Wednesday, June 29, 2005

Just how much of it do we need?

The state of Minnesota is about to prove just how little government we can do without. A "government shut-down" is half an earth's rotation away as legislators failed to agree on an '06-07 budget. State Democrats are demanding the passage of fines on productive individuals and businesses, code-named "taxes", instead of limiting their use of the state checkbook that I help pack with cash. DFLers want to confiscate $1.4 billion more than the state's already 4th highest-taxed citizenry.

Republican Governor Tim Pawlenty is correctly opposing these fines on the most productive 40,000 Minnesotans and he's willing to prove to the country just how irrelevant most of government is by not accepting a bad budget.

What kinds of non-essential services can we expect to lose? Rest areas. Well, that's what gas stations are for. Driver's License Bureaus. Driving is a privilege, not a right. State parks will close. Try South Dakota or camp in your backyard.

State-funded nursing homes will remain open. The State Patrol will still be out in full force. Wellfare recipients will still get paid. Colleges, courts and the legislature will still be spending my money because they're "essential", too.

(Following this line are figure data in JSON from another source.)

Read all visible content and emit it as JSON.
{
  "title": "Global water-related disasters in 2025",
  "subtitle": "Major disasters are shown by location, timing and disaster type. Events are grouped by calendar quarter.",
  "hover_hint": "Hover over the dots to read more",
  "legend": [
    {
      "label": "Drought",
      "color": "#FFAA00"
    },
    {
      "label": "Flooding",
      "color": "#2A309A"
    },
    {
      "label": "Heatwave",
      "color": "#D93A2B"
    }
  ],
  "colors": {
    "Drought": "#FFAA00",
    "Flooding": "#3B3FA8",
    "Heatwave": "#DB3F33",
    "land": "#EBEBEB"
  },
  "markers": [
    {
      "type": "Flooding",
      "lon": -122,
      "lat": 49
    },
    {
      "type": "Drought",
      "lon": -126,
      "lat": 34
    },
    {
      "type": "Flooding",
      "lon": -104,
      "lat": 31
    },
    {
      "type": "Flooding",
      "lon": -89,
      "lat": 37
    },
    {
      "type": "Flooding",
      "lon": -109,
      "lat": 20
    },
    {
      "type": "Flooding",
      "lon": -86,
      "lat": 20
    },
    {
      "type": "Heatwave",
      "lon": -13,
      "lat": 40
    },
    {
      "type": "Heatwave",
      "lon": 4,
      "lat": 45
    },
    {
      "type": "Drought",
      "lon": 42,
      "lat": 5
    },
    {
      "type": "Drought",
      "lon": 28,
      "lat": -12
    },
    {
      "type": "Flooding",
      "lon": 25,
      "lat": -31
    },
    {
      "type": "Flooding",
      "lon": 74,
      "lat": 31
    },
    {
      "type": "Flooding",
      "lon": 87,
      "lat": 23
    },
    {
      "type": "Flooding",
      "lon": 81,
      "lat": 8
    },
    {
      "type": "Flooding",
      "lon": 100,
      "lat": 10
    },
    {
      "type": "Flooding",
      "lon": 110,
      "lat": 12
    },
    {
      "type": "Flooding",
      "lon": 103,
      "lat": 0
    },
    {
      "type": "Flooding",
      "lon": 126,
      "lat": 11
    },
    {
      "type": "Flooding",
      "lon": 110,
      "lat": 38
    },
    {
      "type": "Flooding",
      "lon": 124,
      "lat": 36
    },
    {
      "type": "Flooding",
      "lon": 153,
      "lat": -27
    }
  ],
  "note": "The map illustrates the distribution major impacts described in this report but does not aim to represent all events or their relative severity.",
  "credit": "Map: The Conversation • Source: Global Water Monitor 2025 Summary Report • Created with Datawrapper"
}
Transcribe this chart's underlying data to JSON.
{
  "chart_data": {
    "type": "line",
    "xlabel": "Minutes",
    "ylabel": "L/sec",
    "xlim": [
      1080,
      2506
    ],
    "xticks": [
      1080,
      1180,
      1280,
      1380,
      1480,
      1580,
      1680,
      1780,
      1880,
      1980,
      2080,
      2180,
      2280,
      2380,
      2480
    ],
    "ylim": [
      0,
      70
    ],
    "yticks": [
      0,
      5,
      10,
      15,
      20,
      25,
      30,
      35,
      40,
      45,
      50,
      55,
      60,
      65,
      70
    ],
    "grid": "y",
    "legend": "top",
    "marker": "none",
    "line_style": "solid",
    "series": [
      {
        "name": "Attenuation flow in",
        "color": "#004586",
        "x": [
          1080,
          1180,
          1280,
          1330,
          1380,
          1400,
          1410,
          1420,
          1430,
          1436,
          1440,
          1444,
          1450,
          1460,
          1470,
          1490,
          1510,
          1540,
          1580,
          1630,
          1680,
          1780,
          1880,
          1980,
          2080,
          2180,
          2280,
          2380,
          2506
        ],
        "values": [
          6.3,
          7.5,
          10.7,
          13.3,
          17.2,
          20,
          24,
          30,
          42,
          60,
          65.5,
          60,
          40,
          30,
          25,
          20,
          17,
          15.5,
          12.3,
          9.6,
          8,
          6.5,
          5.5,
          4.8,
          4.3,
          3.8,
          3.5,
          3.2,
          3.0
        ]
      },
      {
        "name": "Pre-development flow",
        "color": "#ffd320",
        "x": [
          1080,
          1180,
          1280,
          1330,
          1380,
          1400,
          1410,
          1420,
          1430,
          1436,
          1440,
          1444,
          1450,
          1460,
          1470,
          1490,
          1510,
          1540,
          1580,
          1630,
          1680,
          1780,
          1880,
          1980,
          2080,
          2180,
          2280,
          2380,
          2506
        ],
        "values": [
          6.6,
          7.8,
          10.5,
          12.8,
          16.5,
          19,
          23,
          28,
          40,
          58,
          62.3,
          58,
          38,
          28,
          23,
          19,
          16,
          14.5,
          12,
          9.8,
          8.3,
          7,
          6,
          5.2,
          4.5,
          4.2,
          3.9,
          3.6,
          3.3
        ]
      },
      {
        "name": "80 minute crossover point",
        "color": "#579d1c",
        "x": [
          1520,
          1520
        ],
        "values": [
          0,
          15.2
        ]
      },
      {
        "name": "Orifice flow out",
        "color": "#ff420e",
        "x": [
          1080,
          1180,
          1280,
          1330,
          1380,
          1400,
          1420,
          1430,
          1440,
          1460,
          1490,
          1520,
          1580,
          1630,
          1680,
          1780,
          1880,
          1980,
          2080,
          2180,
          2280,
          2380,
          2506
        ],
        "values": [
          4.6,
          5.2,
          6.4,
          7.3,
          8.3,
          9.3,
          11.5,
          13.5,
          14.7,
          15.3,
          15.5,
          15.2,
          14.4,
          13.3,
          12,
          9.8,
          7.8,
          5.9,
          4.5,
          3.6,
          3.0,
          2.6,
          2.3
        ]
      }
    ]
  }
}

Although I don't quite define this is a catastrophe, local newspaper editors and TV personalities are probably stocking water and unperishable food items, sure that Spielberg was prescient with the release of War of the Worlds this weekend. Add some aliens (we've got plenty of illegal ones) and this weekend may just be our last.

Those of us who don't count on government for guidance will likely survive this shut-down without cannibalizing each other. Will all the liberals survive?